Collaborative art projects like Reddit's r/place and Python's Pixels projects attracted people from far and wide to make their mark on a collective canvas. Instead of limiting users to one pixel at a time or API rate limits, we decided to allow users to create small programs which make drawings. These drawings are defined with instructions in a Python Turtle-like language.

The name Canvassembly is a portmanteau of canvas, the HTML tag that the pixels are rendered in, and assembly, a close ancestor of the syntax.

What it does

Canvassembly provides a single-page web application which allows users to write drawing code in our domain-specific language, which is added to a collaborative canvas.
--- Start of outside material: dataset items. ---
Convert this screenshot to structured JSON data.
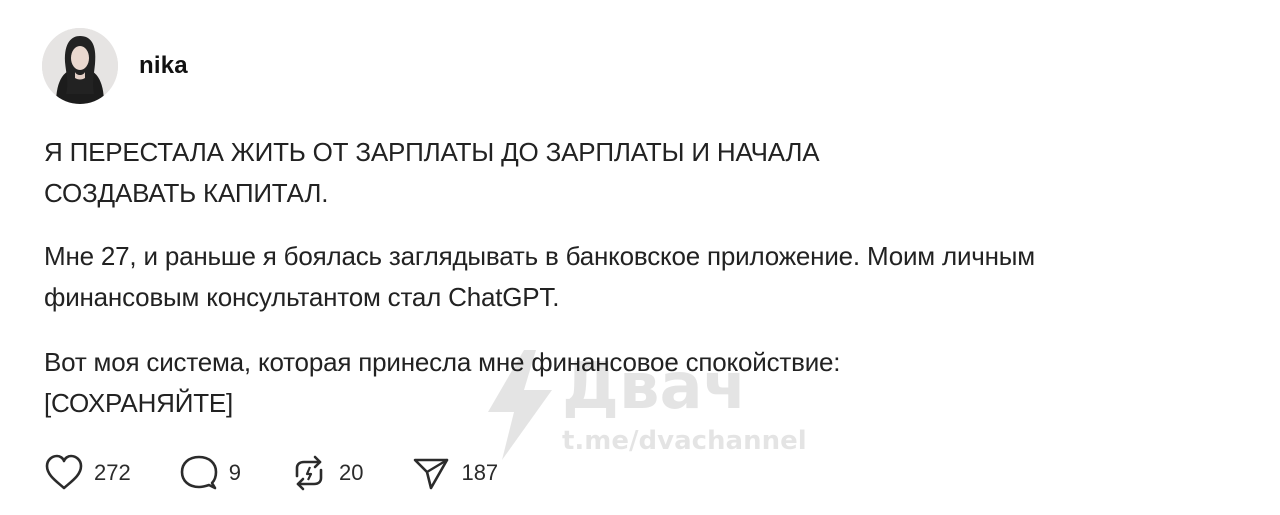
{
  "post": {
    "author": {
      "username": "nika"
    },
    "paragraphs": [
      [
        "Я ПЕРЕСТАЛА ЖИТЬ ОТ ЗАРПЛАТЫ ДО ЗАРПЛАТЫ И НАЧАЛА",
        "СОЗДАВАТЬ КАПИТАЛ."
      ],
      [
        "Мне 27, и раньше я боялась заглядывать в банковское приложение. Моим личным",
        "финансовым консультантом стал ChatGPT."
      ],
      [
        "Вот моя система, которая принесла мне финансовое спокойствие:",
        "[СОХРАНЯЙТЕ]"
      ]
    ],
    "actions": {
      "like": {
        "icon": "heart-icon",
        "count": "272"
      },
      "comment": {
        "icon": "comment-icon",
        "count": "9"
      },
      "repost": {
        "icon": "repost-icon",
        "count": "20"
      },
      "share": {
        "icon": "share-icon",
        "count": "187"
      }
    }
  },
  "watermark": {
    "logo": "Двач",
    "url": "t.me/dvachannel"
  }
}
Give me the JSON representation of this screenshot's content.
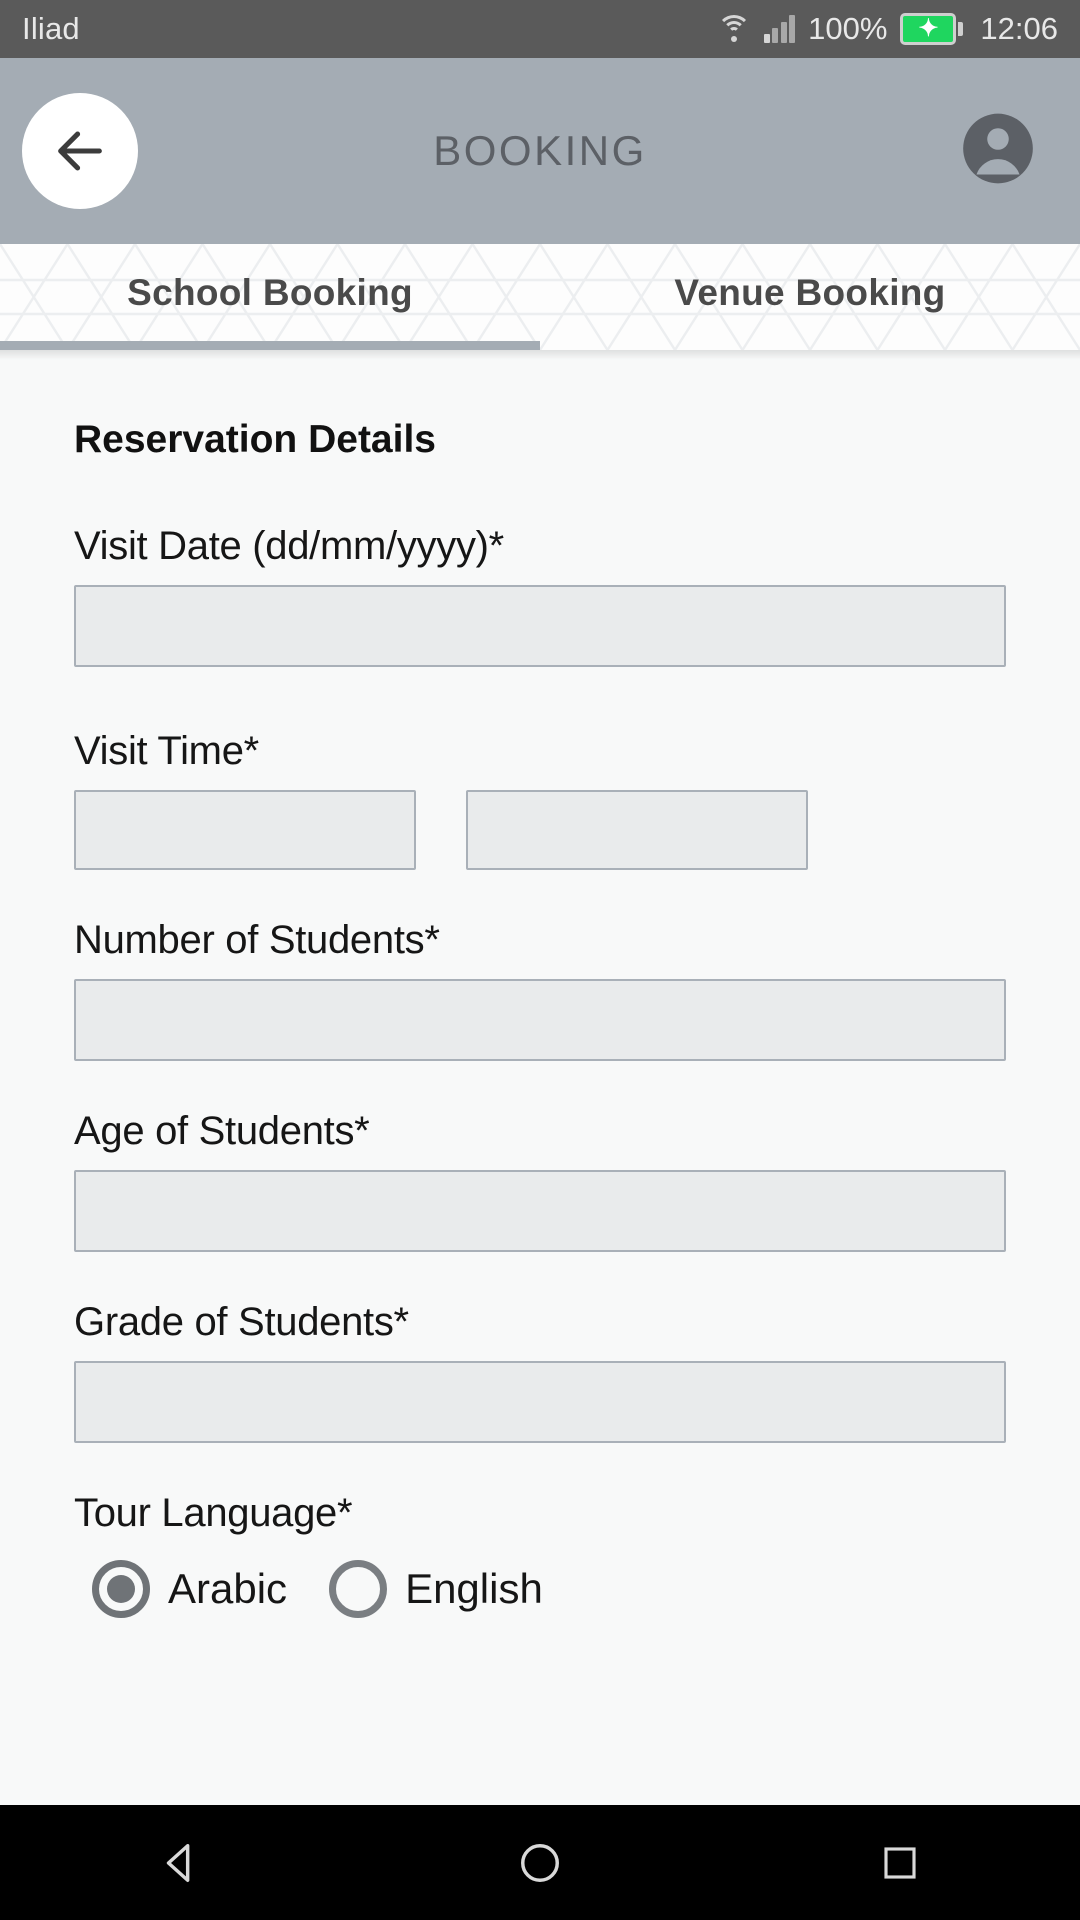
{
  "status_bar": {
    "carrier": "Iliad",
    "battery_percent": "100%",
    "clock": "12:06",
    "wifi_icon": "wifi-icon",
    "signal_icon": "cellular-signal-icon",
    "battery_icon": "battery-charging-icon",
    "battery_color": "#1fd65f"
  },
  "app_bar": {
    "title": "BOOKING",
    "back_icon": "back-arrow-icon",
    "profile_icon": "account-circle-icon",
    "background_color": "#a4acb4"
  },
  "tabs": {
    "items": [
      {
        "label": "School Booking",
        "active": true
      },
      {
        "label": "Venue Booking",
        "active": false
      }
    ],
    "indicator_color": "#a4acb4"
  },
  "form": {
    "section_title": "Reservation Details",
    "fields": [
      {
        "label": "Visit Date (dd/mm/yyyy)*",
        "value": "",
        "placeholder": ""
      },
      {
        "label": "Visit Time*",
        "value_from": "",
        "value_to": "",
        "placeholder": ""
      },
      {
        "label": "Number of Students*",
        "value": "",
        "placeholder": ""
      },
      {
        "label": "Age of Students*",
        "value": "",
        "placeholder": ""
      },
      {
        "label": "Grade of Students*",
        "value": "",
        "placeholder": ""
      }
    ],
    "tour_language": {
      "label": "Tour Language*",
      "options": [
        {
          "label": "Arabic",
          "selected": true
        },
        {
          "label": "English",
          "selected": false
        }
      ]
    }
  },
  "nav_bar": {
    "back_icon": "nav-back-triangle-icon",
    "home_icon": "nav-home-circle-icon",
    "recents_icon": "nav-recents-square-icon"
  }
}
Users are able to step through the execution to watch program state and their local canvas.

How we built it

The application is separated into three components:

  • a Rust-to-WASM language parser and compiler written by Kieran
  • an Angular.js frontend incorporating codemirror written by Andrew
  • an Express.js backend built atop websockets written by Matt

Each component was written independently for the first half of the 24-hour window.

Challenges we ran into

We hit three major snags while implementing our project:

  • managing complex state and asynchronous callbacks in JavaScript pushed the limits of our framework choices
  • integrating WASM files with our infrastructure was difficult to get working
  • switching from HTTP requests to websocket-only communication required tight collaboration and some backtracking

Accomplishments that we're proud of

We're proud of:

  • placing a small compiler in the browser with error handling
  • a fully websocket-based communication protocol
  • (relatively) scalable concurrently

What we learned

What's next for Canvassembly

One major feature we weren't able to add in time is filling in polygons. For example, a user can trace a path with the pen, but is currently unable to color the area inside of the perimeter. This would be reasonable to implement given the existing framework.